Questionnement de recherche

La situation décrite plus haut renvoie à un double paradoxe, qui relève lui-même à la fois de l’histoire et de la géographie. Il est en effet paradoxal qu’un pays, libéré des contraintes de la colonisation, comme celles liées à l’utilisation d’une langue d’enseignement différente de celles utilisées traditionnellement, ait conservé cette langue, signe et symbole des anciens diktats, et n’ait pas cherché à reconstruire une identité nationale à partir justement de l’une des valeurs les plus fortes de cette reconstruction identitaire, la pratique linguistique. D’autre part, il est étonnant que soit encore et toujours enseignée une langue dont la complexité éloigne d’elle et de sa pratique orthodoxe2 la majorité de la population, soit parce que celle-ci est privée de son enseignement formel, soit parce que le niveau de langue véhiculé, dans et par l’école, n’est pas adapté à celui des échanges informels du quotidien. Il est donc intéressant de questionner cet état des lieux pour tenter d’apporter quelques éléments de réponse, qui devraient pouvoir nous faire avancer, si ce n’est dans une compréhension générale du phénomène, dans un regard plus analytique et distancié.
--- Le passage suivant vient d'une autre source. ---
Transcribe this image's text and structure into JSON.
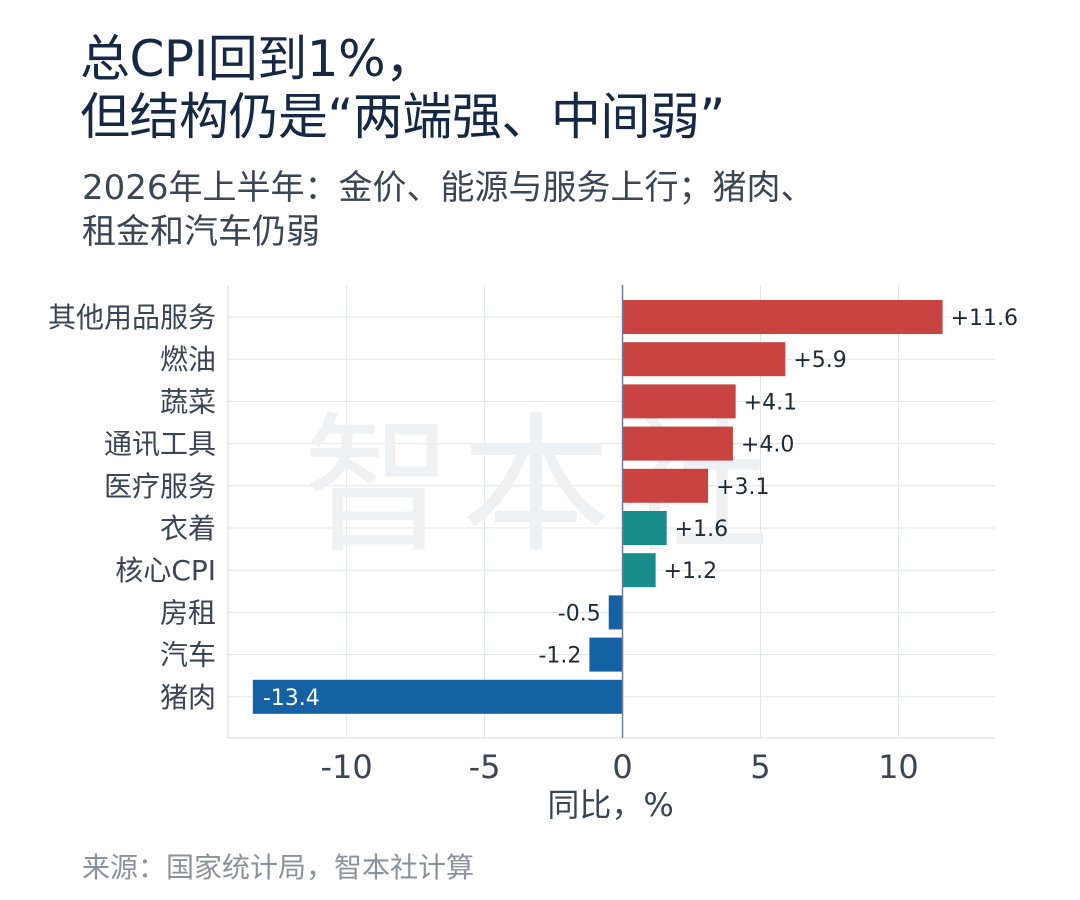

Clarifications terminologiques

Le français : nous parlons dans ce texte du français comme langue qui a le statut de langue officielle au Sénégal. Langue utilisée dans le pays pour véhiculer les enseignements et les apprentissages dans les écoles, de l’élémentaire au supérieur. Langue différente du français éventuellement utilisé dans les transactions commerciales par exemple, ou les relations interindividuelles et sociales. Sous la férule du maître, la langue française, dont l’enseignement a perduré, est devenue un instrument politique permettant l’intégration des codes et schèmes de pensée qui s’apprenaient d’abord sous la contrainte (Ki-Zerbo, 1990 ; Jaulin, 1992 ; Kourouma, 1970). Outre les avantages que le français a pu et peut comporter dans une zone géographique (ciment de l’unité interethnique et recul imposé vis-à-vis de sa propre culture), sa remise en question se fonde non sur son apprentissage en tant que langue étrangère3 mais sur son utilisation en tant que langue d’enseignement. On en arrive alors à des conséquences opposées aux attentes d'extension précitées : du côté des élèves, la réussite scolaire dépend en grande partie de leur faculté d’apprentissage et degré de maîtrise d’une langue étrangère, le français académique. Quant aux professeurs, ils peuvent éprouver des difficultés de maîtrise de la langue scolaire, à caractère universaliste décontextualisé, en regard des formes particularisantes en usage dans les lieux spécifiques et situés du quotidien. La langue d’enseignement française peut donc empêcher l’expansion quantitative de la scolarisation et aggraver la déperdition scolaire. Ce constat renvoie au paradoxe de la situation scolaire en Afrique : l’école se trouve dans une position embarrassante, puisqu’elle fonde sa mission sur l’ambition de s’adresser au plus grand nombre alors qu’elle n’assure dans la réalité que la formation d’une minorité.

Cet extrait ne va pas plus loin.